The CEOs of Rogers and Altice say the independent directors of the two Cogeco boards had failed to fulfil their duty to consider the proposal fully on behalf of all shareholders, not just the Audets.
“In simple terms, the boards and their independent directors failed to fulfil their most basic duties in representing the shareholders they are duty bound to represent and protect,” they wrote, according to a copy of the letter posted by Cogeco.
Cherry says in his reply that all the proper steps were taken by Audet and the directors and they won’t engage in a “futile exercise” that diverts attention from running the internet and cable business.
He said the independent members of both boards met promptly on Sept. 2 to discuss the proposal..
“Prior to those discussions, Mr. Audet met with the independent directors as a representative of the Audet family, provided absolute clarity regarding the intentions of the family, indicated that their shares were not for sale and confirmed that their position was not a negotiating tactic.”
Cherry also said Natale and Goei should know the Audet family’s support is necessary because they each run a family controlled company.
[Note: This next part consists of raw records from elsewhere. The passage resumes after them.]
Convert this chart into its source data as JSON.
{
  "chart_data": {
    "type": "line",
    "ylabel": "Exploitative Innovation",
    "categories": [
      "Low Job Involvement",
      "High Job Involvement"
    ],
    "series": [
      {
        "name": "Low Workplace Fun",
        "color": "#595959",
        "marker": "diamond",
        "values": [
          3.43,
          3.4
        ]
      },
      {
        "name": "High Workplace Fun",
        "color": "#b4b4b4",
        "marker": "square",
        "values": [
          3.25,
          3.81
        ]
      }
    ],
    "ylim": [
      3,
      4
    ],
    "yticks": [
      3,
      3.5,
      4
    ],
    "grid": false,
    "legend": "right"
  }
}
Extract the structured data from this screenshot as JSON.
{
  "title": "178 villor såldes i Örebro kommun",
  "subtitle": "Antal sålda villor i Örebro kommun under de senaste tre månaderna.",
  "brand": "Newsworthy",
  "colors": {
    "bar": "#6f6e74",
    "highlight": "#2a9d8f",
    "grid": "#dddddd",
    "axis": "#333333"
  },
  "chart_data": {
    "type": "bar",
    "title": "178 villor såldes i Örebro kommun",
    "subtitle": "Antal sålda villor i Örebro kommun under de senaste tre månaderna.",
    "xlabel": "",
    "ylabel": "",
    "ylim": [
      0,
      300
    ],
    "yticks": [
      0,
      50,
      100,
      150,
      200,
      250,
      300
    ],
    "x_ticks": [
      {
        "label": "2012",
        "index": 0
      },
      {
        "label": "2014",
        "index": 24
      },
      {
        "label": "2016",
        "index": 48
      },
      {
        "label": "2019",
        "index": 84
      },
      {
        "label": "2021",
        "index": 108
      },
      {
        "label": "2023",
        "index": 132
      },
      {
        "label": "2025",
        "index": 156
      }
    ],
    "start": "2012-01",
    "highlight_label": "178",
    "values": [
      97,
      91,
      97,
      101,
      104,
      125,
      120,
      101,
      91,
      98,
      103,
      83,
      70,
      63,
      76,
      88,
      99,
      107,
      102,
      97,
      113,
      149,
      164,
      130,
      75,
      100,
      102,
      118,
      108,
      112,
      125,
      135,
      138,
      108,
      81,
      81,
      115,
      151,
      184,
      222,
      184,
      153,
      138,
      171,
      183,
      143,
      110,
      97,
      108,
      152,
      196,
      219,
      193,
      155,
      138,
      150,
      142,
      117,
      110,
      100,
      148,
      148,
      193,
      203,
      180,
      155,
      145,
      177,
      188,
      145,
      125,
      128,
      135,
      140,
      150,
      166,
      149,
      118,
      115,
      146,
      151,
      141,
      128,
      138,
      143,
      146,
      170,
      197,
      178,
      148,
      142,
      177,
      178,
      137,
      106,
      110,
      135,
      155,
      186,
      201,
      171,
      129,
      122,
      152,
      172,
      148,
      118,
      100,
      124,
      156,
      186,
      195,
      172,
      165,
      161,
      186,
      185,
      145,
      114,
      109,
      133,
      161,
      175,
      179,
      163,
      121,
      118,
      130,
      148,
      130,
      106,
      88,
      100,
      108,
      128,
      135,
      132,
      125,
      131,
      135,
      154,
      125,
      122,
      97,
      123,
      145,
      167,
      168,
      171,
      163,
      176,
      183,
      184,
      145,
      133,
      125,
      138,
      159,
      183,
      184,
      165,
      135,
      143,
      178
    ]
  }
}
Under the Altice proposal, it would buy Cogeco Communications to obtain its cable, internet and phone operations in the United States and sell its Canadian operations to Rogers for $4.9 billion.
Natale told an industry conference on Tuesday that he’d been asked why Rogers would pursue Cogeco without the Audet’s support.
He said the COVID-19 pandemic has demonstrated the value of good internet connections, which industry experts say will increasingly be delivered through a combination of fifth-generation wireless and land-based fibre optics networks.
Natale said Rogers is looking at its medium- and long-term investments in every province, including Quebec — where Rogers has a presence in the wireless but not in residential internet or cable.
“We’re asking a very fundamental question. Do our plans include Cogeco territory or not?” Natale said at a virtual conference hosted by BMO Capital Markets.
“I’d hate to miss this technology and investment cycle, and not to have answered the question. … . It’s a question that’s been 20 years in the making.”